The Encyclic is not a whit more absurd and impracticable than it is faithful to the principle of Outward Authority. It was contained, predicted, necessitated, in the assumption of the Gospel of John that there is or can be one absolute Incarnate Word, in whose person is concentrated all Truth, through whom doctrine must be certified, and on whom religious union must be based. It matters not how false this was to the true purpose of Jesus. It matters not how pure, how loving, how democratic, how unwilling to be idolized or divinized he may have been. The principle was equally fatal. The moment his followers, misconceiving the unselfish soul that wouid fain have taught men freedom, turned him in imagination

into an official personage, "the Christ," the sole representative of Divine Infallibility on earth, it became a necessity that he should be a substitute for the perils of human fallibility. There was His Word, which, being official, must be absolute in its authority and not to be questioned nor tested on pain of divine displeasure. If he was this official Christ, it is perfectly true that we have no right so to inquire or test. He became the authorized subverter of human progress, of inward freedom. And all independent exercise of the intellectual faculties in matters of religion is a revolt against his jurisdiction. Why was such official Mediator sent, if the reason and conscience could be trusted? The principle has but run its natural course. The Encyclic of Pio Nono is the sign that the doctrine of a supernatural Christ is essentially at war with the civilization of the Age.

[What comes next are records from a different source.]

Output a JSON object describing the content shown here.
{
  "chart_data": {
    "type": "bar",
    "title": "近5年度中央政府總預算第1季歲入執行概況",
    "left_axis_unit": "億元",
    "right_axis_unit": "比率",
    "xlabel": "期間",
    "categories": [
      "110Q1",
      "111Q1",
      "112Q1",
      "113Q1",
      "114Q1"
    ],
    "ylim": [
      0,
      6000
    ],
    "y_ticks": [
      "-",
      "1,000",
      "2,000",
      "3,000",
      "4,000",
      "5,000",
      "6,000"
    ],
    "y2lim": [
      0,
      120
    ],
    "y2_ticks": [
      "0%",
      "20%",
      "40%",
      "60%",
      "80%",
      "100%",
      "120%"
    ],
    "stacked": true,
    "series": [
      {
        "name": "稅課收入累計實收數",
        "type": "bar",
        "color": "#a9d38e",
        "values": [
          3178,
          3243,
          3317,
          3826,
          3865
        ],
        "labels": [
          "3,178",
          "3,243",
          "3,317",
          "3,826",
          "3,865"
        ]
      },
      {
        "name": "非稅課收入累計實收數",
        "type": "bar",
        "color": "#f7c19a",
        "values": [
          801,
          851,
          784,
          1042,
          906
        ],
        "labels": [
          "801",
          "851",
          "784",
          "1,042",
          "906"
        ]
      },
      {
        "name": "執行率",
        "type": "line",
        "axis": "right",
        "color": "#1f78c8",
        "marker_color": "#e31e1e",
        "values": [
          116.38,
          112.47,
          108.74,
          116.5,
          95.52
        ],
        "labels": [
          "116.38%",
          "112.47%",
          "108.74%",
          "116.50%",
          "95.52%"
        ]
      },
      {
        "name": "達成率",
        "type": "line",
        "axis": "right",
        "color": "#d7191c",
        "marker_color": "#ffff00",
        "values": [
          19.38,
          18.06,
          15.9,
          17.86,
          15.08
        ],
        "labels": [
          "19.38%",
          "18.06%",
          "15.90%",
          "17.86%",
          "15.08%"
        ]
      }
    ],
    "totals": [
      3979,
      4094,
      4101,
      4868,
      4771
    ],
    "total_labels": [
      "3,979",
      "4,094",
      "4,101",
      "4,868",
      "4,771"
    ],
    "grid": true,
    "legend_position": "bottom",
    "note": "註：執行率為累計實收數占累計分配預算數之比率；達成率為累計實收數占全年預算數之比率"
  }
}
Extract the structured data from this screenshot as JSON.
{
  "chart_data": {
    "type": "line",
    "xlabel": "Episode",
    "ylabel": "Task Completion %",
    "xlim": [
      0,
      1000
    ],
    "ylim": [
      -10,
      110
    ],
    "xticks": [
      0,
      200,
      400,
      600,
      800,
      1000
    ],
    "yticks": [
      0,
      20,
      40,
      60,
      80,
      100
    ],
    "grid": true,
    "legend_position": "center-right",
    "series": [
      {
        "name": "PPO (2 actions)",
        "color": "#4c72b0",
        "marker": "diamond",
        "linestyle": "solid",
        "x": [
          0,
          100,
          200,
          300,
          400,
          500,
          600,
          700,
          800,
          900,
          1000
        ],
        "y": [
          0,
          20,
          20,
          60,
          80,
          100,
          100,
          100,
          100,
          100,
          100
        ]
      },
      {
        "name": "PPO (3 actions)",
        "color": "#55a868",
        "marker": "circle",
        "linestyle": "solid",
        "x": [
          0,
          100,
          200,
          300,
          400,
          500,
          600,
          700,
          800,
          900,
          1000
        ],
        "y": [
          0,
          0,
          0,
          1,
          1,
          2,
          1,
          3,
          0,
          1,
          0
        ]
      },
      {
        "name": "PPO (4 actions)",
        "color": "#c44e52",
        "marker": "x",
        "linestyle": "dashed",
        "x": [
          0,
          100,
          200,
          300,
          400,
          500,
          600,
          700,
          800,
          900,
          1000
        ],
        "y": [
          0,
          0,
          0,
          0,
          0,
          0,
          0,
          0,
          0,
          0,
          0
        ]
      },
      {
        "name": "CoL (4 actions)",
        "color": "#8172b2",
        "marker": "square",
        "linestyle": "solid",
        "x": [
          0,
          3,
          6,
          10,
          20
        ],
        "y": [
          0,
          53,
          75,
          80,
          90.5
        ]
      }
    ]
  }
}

Look at the blossoms bursting from every living bough this radiant spring day, and then at the hard compact rock that never opens to the light. Every atom in the tree is alike living and free, every atom of the rock is compressed and dead. Outward Authority consolidates. Its organizations compress mankind with dead mechanical force. Inward Freedom separates the individual souls, as vital centres of growth, and capacities of inspiration. It is like the penetrative heat which disintegrates the solid granite, and frees the atoms again into living constituents of fertility. It is like the current which stirs the dead lake, and heaves it into separate waves and interfering circles, turning stagnation into healthful movement. It allows organization only as a free combination of forces which retain their natural energies unimpaired. It connects the individual with society not as the piston is part of the machine, but as the lark is part of the morning; not as the atom is part of the crystal, but as the seed is part of the perfect flower. It is native and structural in us, and its day dawns with the advent of our spiritual maturity.

Protestantism was Inward Freedom, not indeed in the true principle, but in the germ thereof. It was the law of disintegration, working within the crystallizations of Outward Authority as soon as they were formed. Its history has been the multiplication of sects. Its lesson has been the vanity of attempting to organize upon a doctrinal basis. It has clung to the old dogma of an official Christ, and Infallible Head of the Church and of the Race, and yet incessantly denies this, by progress, by schism, by new interpretations, unauthorized but by the very freedom which it forbids. Nearer and nearer it approaches individualism, and there were never so many sects in Christendom as now. It has unconsciously deserted the old principle, yet refuses to accept the new, which is at once impelling and dissolving it. To insult and suppress that Human Nature, which is forever against Slavery, is a task imposed on Protestants also. In the very same breath in which they claim liberty of thought and conscience, they denounce the Nature in which these inhere as radically impotent, depraved and doomed. They curse the very organs they live by. It is the necessity of Outward Authority to act thus; in some form to do dishonor to the Soul.

But Protestantism is not suffered to defeat the Purpose that created it.